On Tue, 22 Feb 2005 04:35:51 -0600 (CST), David B Funk dbfunk@engineering.uiowa.edu wrote:
I'm seeing a new spam varient that is clearly designed to get past SURBL. It is an HTML message that contains many (50~100) 'invisible' links; links that have no target text, just: <A href="http://garbage.sitename.tld"></A>
The intention is clear, they want to fill up the 20 'slots' of the spamcop_uri_limit with their junk links so the real "payload" URL can slip past unchecked. That's playing a statistical game, there's a 1 in 20 chance of the "payload" getting picked by the randomizer but that means that 95% slip by.
To add insult to injury, they're tossing in random "\r" (ASCII-CR) characters into the "payload" hostname to try to break spamassasin's URI parsing.
Because of all these games that are played to break the parser, I discussed an idea a while back on the SpamCop newsgroups that looked at using Java (or some other API, maybe with Internet Explorer) to render a spam's HTML into a virtual page and then scan its Document Objects (post HTML parsing) one at a time for links.
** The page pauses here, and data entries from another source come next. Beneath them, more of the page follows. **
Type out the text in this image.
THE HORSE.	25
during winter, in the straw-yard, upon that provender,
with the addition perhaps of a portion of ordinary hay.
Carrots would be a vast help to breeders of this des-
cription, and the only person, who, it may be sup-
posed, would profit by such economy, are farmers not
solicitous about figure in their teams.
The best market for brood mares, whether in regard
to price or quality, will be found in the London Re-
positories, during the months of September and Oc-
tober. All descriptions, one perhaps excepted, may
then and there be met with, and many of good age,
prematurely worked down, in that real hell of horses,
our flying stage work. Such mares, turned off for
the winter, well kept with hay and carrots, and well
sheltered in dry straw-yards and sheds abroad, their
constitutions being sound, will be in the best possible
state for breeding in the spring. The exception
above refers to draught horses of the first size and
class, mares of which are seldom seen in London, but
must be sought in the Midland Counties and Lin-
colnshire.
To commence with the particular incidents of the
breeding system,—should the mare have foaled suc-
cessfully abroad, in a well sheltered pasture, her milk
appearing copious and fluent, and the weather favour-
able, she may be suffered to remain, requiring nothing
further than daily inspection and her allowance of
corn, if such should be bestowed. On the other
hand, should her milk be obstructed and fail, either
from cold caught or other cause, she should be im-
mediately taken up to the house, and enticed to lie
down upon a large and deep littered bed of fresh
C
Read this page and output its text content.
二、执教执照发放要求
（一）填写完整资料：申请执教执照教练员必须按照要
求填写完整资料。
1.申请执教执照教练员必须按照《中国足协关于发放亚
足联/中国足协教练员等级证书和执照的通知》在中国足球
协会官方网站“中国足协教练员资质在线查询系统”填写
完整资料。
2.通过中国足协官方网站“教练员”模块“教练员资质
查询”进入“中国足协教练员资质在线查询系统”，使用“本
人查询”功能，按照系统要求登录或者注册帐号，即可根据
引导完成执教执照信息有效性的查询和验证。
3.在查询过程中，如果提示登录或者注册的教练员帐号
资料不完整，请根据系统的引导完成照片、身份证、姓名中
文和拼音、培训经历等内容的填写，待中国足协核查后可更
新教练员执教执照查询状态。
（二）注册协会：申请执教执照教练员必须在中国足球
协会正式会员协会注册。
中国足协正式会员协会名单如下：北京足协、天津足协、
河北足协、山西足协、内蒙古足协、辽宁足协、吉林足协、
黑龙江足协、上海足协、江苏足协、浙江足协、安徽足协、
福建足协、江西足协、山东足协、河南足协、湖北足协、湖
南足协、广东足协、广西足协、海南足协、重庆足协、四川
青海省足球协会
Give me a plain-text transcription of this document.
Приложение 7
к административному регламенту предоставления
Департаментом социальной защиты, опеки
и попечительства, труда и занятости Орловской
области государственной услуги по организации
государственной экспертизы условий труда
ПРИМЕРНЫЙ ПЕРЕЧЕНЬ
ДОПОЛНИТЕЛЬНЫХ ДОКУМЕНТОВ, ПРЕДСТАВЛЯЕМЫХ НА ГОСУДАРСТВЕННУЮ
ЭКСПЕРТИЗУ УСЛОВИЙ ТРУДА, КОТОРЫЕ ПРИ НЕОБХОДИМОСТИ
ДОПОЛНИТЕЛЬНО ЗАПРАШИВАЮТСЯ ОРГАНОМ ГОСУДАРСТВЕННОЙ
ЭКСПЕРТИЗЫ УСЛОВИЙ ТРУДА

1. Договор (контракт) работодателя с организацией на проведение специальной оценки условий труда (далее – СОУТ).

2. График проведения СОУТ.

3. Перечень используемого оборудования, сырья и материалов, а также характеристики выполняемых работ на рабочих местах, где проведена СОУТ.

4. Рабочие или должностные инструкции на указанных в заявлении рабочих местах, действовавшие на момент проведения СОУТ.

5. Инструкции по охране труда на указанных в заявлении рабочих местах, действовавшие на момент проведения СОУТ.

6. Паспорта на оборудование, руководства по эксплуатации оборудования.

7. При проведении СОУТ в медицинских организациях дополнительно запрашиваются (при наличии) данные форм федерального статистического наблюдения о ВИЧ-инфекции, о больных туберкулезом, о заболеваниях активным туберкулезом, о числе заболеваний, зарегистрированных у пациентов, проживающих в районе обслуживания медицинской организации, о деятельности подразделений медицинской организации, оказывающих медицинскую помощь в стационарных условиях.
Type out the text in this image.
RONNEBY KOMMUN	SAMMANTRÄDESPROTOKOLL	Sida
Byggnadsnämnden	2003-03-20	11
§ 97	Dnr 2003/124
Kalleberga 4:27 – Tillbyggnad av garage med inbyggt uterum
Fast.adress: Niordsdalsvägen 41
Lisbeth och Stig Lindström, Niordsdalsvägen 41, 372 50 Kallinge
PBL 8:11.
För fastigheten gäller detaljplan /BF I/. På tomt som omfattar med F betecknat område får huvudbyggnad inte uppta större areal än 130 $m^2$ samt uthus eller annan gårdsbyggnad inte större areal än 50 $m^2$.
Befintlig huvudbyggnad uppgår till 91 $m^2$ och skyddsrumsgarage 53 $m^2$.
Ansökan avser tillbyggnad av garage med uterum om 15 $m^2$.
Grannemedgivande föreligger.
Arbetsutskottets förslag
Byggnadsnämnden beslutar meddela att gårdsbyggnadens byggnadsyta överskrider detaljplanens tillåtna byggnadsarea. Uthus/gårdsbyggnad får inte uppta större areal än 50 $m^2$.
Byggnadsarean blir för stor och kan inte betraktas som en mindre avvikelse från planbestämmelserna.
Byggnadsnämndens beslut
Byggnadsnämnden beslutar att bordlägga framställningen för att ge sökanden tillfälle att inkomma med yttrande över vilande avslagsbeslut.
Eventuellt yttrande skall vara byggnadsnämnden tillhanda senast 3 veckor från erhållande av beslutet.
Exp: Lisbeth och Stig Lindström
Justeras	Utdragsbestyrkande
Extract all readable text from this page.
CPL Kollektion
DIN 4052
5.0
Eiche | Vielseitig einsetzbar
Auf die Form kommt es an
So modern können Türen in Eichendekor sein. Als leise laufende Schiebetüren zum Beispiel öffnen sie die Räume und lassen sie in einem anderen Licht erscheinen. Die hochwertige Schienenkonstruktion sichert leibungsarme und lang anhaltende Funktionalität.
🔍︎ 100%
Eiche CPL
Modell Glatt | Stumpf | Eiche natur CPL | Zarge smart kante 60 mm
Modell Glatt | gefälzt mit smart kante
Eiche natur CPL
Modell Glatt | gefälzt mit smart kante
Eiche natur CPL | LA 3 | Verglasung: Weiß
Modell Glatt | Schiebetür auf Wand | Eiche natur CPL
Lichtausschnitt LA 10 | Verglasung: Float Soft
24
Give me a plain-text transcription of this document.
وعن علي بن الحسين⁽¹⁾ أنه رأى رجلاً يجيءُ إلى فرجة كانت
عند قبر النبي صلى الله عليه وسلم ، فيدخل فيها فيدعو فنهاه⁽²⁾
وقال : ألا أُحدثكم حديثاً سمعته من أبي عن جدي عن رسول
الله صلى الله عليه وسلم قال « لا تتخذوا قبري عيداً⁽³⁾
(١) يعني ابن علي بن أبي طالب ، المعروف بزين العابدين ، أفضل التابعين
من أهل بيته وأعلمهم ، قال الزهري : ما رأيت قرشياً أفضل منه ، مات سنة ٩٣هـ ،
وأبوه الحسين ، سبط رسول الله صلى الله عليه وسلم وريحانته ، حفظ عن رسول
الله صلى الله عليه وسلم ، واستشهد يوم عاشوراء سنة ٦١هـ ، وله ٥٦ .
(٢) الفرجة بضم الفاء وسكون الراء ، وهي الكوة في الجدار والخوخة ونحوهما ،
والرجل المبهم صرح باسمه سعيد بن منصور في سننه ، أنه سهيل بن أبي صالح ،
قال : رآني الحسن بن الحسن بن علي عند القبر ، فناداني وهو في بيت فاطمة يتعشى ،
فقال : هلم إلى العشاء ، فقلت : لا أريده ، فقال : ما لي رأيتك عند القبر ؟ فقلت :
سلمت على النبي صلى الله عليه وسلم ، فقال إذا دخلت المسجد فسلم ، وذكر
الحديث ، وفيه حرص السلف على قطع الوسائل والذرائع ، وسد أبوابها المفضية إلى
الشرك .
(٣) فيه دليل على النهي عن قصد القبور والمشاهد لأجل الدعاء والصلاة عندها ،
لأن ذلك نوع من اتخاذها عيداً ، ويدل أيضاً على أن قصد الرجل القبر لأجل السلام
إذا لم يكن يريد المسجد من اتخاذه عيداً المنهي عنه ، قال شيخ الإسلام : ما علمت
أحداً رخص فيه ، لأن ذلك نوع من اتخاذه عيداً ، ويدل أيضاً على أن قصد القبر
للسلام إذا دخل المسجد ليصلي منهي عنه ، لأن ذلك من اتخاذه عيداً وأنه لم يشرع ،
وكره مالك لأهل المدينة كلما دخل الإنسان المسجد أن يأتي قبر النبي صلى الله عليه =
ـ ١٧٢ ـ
It's similar to what a user would "see" in a browser.
I've a hunch that "null" links, strange parsing, etc. will be handled correctly by the DOM parser for HTML, but I've never done any tests for lack of time. Java API could be called under linux, but IE's? Just an idea... I'm sure the spammers could figure out how to get around that method, too. But the trick is, their HTML still has to show up correctly to the user for the spam to work.